The racial issue between treaties and portraits: laws and implementations “just for show”
DOI:
https://doi.org/10.5212/PraxEduc.v.17.19373.045Abstract
In this work, a discussion on the Brazilian legislation that promulgates laws of “treaties” (agreements) is made. Considering the struggles of the Afro-descendant peoples, this legislation was not operationalized, leaving only in the “portrait” (appearances) to meet the political and economic interests of the Brazilian elite with/in their international relations. For this, this study is based on the following laws: Feijó - Law of November 7, 1831; Afonso Arino - Law no. 1,390, of July 3, 1951; Law Caú - Law no. 7,716, of January 5, 1989; 1988 Brazilian Federal Constitution; and Statute of Racial Equality - Law no. 12,288, of July 20, 2010, in dialogue with decolonial theorists to analyze the senses and uses of legal devices regarding racial issues in Brazil.

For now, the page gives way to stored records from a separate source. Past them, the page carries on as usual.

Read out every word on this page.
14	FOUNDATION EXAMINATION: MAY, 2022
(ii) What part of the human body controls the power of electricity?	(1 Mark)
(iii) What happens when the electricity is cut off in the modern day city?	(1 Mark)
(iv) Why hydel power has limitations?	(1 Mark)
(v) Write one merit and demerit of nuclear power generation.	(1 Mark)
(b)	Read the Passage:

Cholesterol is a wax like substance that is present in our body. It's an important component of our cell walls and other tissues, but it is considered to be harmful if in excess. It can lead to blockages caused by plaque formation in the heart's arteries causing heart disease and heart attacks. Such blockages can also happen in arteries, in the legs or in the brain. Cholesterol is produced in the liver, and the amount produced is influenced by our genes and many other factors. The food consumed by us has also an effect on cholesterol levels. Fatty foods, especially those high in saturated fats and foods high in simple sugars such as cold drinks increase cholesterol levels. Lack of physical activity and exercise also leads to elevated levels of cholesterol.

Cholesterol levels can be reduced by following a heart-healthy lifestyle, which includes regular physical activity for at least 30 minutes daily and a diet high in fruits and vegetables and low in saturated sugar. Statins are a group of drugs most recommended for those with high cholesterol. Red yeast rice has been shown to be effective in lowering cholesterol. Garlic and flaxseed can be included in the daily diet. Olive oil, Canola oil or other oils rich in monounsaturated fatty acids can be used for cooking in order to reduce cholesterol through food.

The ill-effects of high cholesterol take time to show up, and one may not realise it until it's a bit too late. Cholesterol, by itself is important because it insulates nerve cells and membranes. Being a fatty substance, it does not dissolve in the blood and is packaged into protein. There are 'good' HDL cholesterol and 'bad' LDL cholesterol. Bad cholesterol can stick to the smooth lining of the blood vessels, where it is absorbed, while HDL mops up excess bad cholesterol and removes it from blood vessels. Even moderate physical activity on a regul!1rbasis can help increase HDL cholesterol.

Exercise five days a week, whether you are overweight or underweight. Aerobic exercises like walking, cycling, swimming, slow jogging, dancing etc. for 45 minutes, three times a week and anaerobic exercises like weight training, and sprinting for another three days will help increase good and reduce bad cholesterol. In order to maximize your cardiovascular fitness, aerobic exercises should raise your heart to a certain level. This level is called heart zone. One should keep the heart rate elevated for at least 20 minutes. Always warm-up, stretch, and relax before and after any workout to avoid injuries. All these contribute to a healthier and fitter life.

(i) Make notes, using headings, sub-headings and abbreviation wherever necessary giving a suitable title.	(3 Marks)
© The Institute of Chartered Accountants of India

It is argued that these laws exist “just for show” as formal devices of a system that legislates and, at the same time, jettisons the rights of groups such as Afro-descendants in the country. Therefore, there are implications for understanding the contradictions or complex processes of subalternizations of the Afro-descending Brazilian population in force.
Keywords: Laws. Racial issue. Decoloniality.